2104ねんもんだイ。

 いつものバス停にて――


「うなぎ絶滅回避なるかっ!? うな次郎の再現度が高い?」

 月夜がグルメ系アプリの中にあった、そんな記事を読んでいた。


「最近そ~ゆ~の多いわよね。近代がつくったナマズとか味付けを似せたパンガシウムとか……あれはあれでアリだけど代わりにはなんないかな~……やっぱし目隠しして食べて比べてもわかんないぐらいの再現度じゃないと……」

 そんな事を言いながら、先を読み進める。


「ふ~ん……カニかまを使ってウナギっぽく味付けしたのかぁ~……レビュ~も皮の部分以外はほとんどウナギと評してるし、一回食べてみるかぁ~」

 月夜が購入を決めた隣では、


「そ、そんな……こ、このままじゃ……」

 イブキがまるで『人類滅亡説を聞かされた某編集者達』のような表情でそんな事を言っていた。
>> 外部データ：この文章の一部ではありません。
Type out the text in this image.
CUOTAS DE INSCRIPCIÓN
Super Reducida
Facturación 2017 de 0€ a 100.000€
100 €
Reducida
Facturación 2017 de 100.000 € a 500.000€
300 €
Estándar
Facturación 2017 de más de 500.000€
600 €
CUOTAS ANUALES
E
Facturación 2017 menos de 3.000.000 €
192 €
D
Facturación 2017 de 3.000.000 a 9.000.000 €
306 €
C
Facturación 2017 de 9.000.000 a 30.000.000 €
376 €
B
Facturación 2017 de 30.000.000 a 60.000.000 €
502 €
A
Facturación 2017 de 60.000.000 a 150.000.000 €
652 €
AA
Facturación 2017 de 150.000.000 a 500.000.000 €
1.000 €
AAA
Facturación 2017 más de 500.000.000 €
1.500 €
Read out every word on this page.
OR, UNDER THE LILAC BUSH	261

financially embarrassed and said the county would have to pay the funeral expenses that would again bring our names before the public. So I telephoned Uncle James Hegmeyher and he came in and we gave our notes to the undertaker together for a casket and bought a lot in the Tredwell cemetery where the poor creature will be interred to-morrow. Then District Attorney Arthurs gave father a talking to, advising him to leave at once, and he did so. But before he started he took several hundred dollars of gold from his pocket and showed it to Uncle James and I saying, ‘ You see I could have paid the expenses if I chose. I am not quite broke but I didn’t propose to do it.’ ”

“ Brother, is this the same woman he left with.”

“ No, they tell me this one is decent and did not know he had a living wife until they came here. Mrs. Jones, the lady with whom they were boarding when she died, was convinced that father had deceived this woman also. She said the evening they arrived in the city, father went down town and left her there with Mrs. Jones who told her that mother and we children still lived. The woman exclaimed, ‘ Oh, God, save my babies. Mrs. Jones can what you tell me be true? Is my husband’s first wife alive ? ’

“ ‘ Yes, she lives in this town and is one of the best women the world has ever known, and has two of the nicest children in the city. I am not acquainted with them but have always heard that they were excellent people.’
「なによ、そんな顔して~。またど~せすっごい下らない事かすっごく怪しいオカルトネタかのどっちかでしょ??」

 イブキの表情を見ながら、そんな事をいってくる月夜。


「そんなコトないモンっ! みてよコレっ!!」

 そういって見せてくるイブキのスマホ画面には、


「某ポテトチップメ~カ~の内容量の減りを計算すると、二一〇四年には中身がゼロになる?」


「そそ。このままいくとポテトのデッカイふくろを『がばっ!』とあけてなかにポテトチップ1まいってコトになるんだよっ!」


「でも、二一〇四年ってアンタ生きてるかど~かの世界よ」


「そっか。なら、いいや」

 月夜の言葉にアッサリと納得するイブキだった。